Untuk pertamax, misalnya, harga keekonomiannya Rp 9.600 per liter, tetapi harus dijual Rp 8.800. Artinya, ada selisih Rp 800 tiap liter. Kondisi tersebut sudah disampaikan kepada pemerintah.
”Sudah disampaikan ke pemerintah dan kondisi itu dipahami. Penyesuaian harga tetap dilakukan tidak lama lagi,” terangnya.
Penundaan menambah beban Pertamina yang mengalami kerugian pada Januari dan Februari di sektor hilir. Namun, pada Maret mereka sudah mulai mendapat keuntungan sampai USD 28 juta.

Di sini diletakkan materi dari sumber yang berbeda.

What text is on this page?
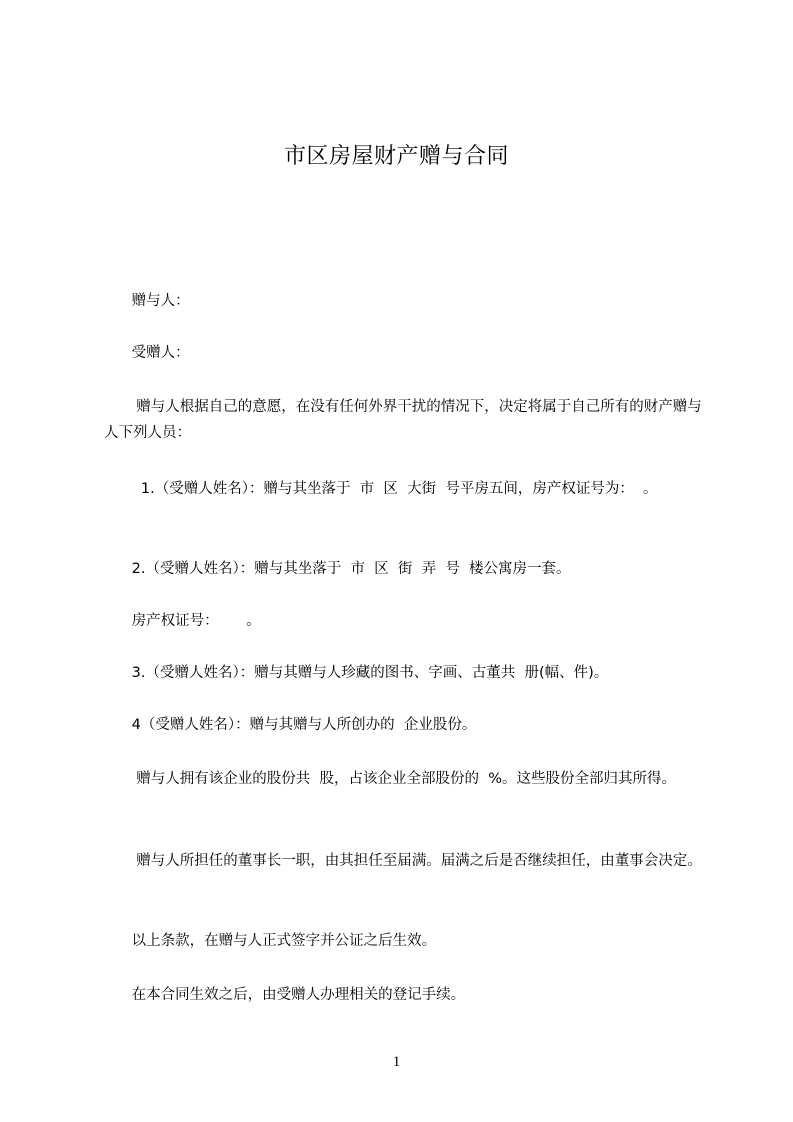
市区房屋财产赠与合同

赠与人：

受赠人：

赠与人根据自己的意愿，在没有任何外界干扰的情况下，决定将属于自己所有的财产赠与人下列人员：

1.（受赠人姓名）：赠与其坐落于  市  区  大街  号平房五间，房产权证号为：  。

2.（受赠人姓名）：赠与其坐落于  市  区  街  弄  号  楼公寓房一套。

房产权证号：      。

3.（受赠人姓名）：赠与其赠与人珍藏的图书、字画、古董共  册(幅、件)。

4（受赠人姓名）：赠与其赠与人所创办的  企业股份。

赠与人拥有该企业的股份共  股，占该企业全部股份的  %。这些股份全部归其所得。

赠与人所担任的董事长一职，由其担任至届满。届满之后是否继续担任，由董事会决定。

以上条款，在赠与人正式签字并公证之后生效。

在本合同生效之后，由受赠人办理相关的登记手续。

1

Seperti diberitakan, keuntungan berbagai sektor pada kuartal pertama 2015 sedikitnya USD 46,25 juta atau sekitar Rp 601 miliar. Pertamina menyebut jurus efisiensi sebagai upaya menekan kerugian. ”Akan kami maksimalkan berbagai efisiensi sehingga bisa menutupi selisih,” ucapnya.
Jika dihitung kasar, kerugian Pertamina akibat penundaan itu mencapai Rp 5,6 miliar per hari. Dengan asumsi, Rp 800 dikalikan konsumsi harian pertamax yang mencapai 7.000 kiloliter. Itu untuk satu jenis bahan bakar. Padahal, yang ditangani Pertamina bukan hanya pertamax.
Penundaan tersebut, lanjut Wianda, seharusnya tidak berlangsung lama. Pertamina sudah meminta secepatnya harga BBM nonsubsidi bisa disesuaikan. Soal kapan tepatnya, dia belum tahu pasti. Yang jelas tetap dalam bulan ini dan tidak terlalu lama lagi.
”Kami mencari timing yang pas. Pertamina sudah memahami keinginan pemerintah,” katanya. (dim/dyn/ken/c9/sof)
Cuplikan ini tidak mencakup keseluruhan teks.